Seperti halnya Lumiere, opini penulis mengenai kembalinya Phlogiston menjadi
materi didasarkan pada satu elemen lain yang dihasilkan dalam pembakaran, yang
oleh Lavoiser diabaikan eksistensi massanya, yaitu panas. Perdebatan mengenai
Phlogiston nyatanya tak pernah berakhir bahkan hingga saat ini. Ini tentu bukan
berarti sebuah ketidak baikan, benturan-benturan ilmiah justru seringkali
melahirkan konsep-konsep ilmiah yang modern dan menawan, seperti yang terjadi
di banyak kisah.
Bahwa dalam banyak hal tak ada yang betul-betul benar atau betul-betul
salah. Bahwa di dalam teori yang salah tentu mengandung satu dua hal yang
benar, bahkan menurut Kurt Godel, dalam teori Ketidaklengkapannya, Teori yang
benar harus mengandung satu hal yang tak bisa dibuktikan benar oleh teori itu.

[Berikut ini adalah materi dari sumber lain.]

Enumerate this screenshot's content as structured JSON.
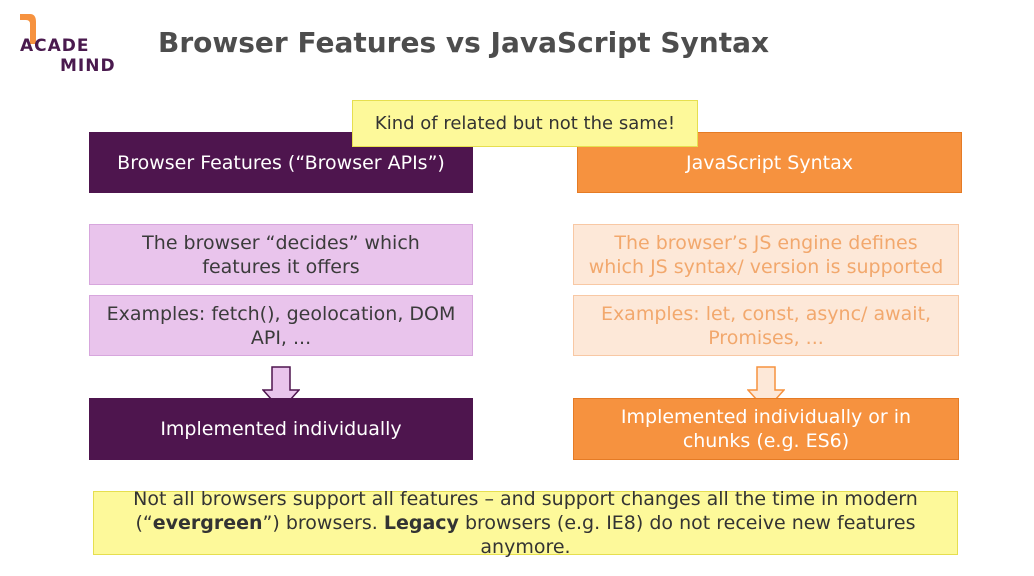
{
  "logo": {
    "line1": "ACADE",
    "line2": "MIND"
  },
  "title": "Browser Features vs JavaScript Syntax",
  "callout": "Kind of related but not the same!",
  "left": {
    "header": "Browser Features (“Browser APIs”)",
    "box1": "The browser “decides” which features it offers",
    "box2": "Examples: fetch(), geolocation, DOM API, ...",
    "result": "Implemented individually"
  },
  "right": {
    "header": "JavaScript Syntax",
    "box1": "The browser’s JS engine defines which JS syntax/ version is supported",
    "box2": "Examples: let, const, async/ await, Promises, ...",
    "result": "Implemented individually or in chunks (e.g. ES6)"
  },
  "footer": {
    "part1": "Not all browsers support all features – and support changes all the time in modern (“",
    "bold1": "evergreen",
    "part2": "”) browsers. ",
    "bold2": "Legacy",
    "part3": " browsers (e.g. IE8) do not receive new features anymore."
  },
  "colors": {
    "dark_purple": "#4e154e",
    "light_purple": "#e9c4ec",
    "orange": "#f6923f",
    "light_orange": "#fde8d8",
    "yellow": "#fdf99a"
  }
}
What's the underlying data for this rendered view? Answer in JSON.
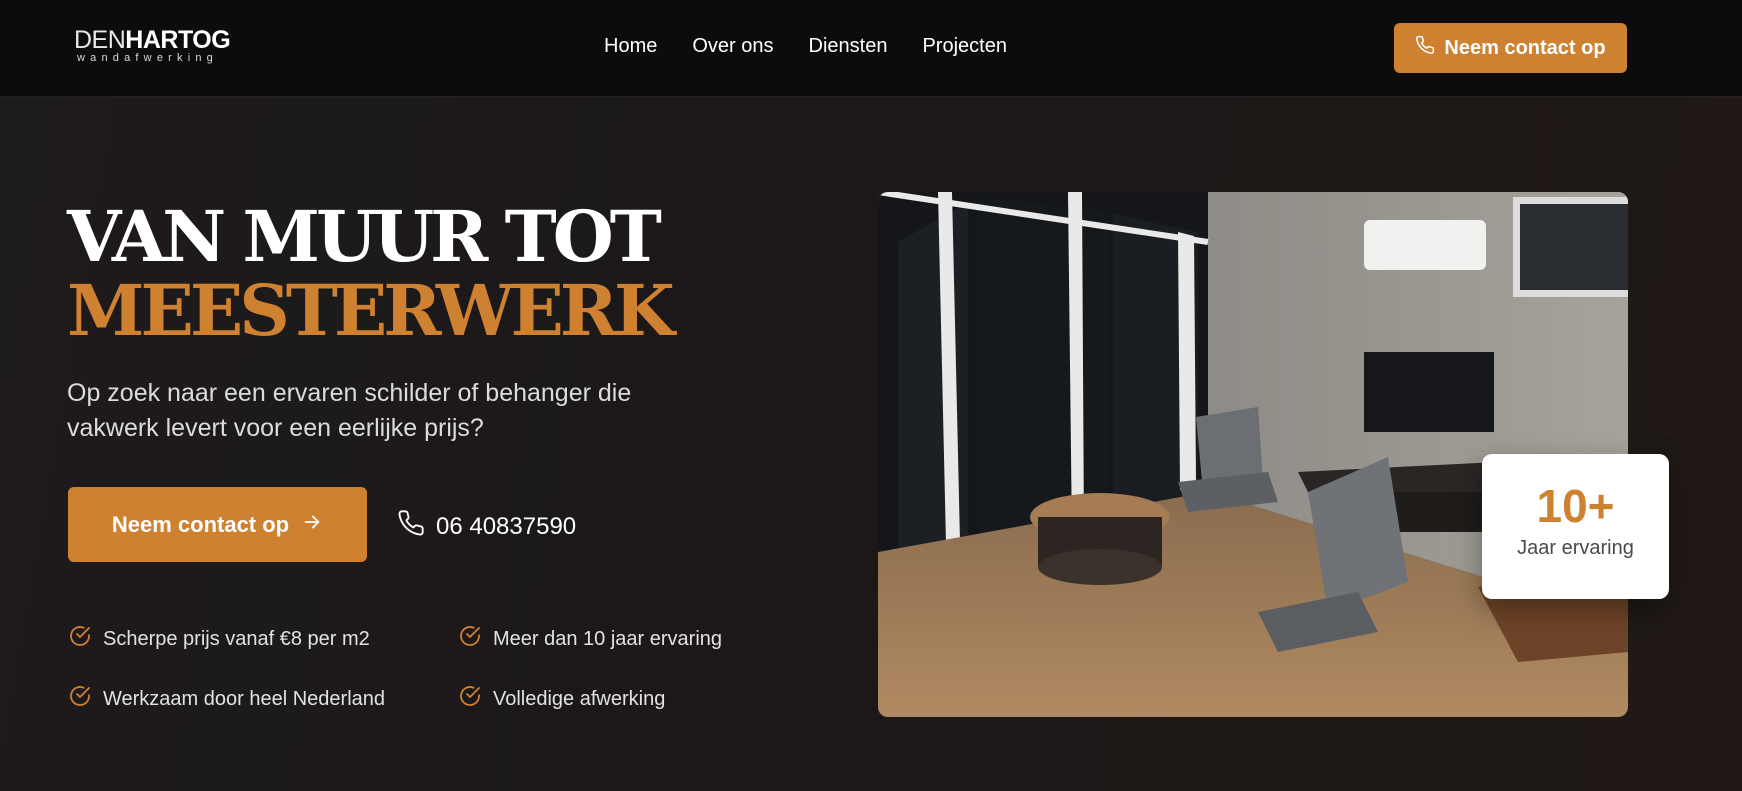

Dalam hidup, kita harus mampu memoderasi diri, tak menutup hati dan
pikiran, supaya memberikan peluang bagi masuknya kebenaran baru. Tak boleh
betul-betul yakin, pasrahkan semua keyakinanmu padaNya, supaya Dia bantu
mencukupkan kebenaranmu.
-*) Tulisan saya ini pernah dimuat di website penggagas.com, satu website yang concern ke berita/tulisan mengenai saintek, sekira tahun 2016. Saya upload ulang karena website tersebut sudah tidak aktif lagi dan dalam rangka supaya menjadi pelengkap tulisan-tulisan mengenai phlogiston di seri tulisan saya sebelumnya.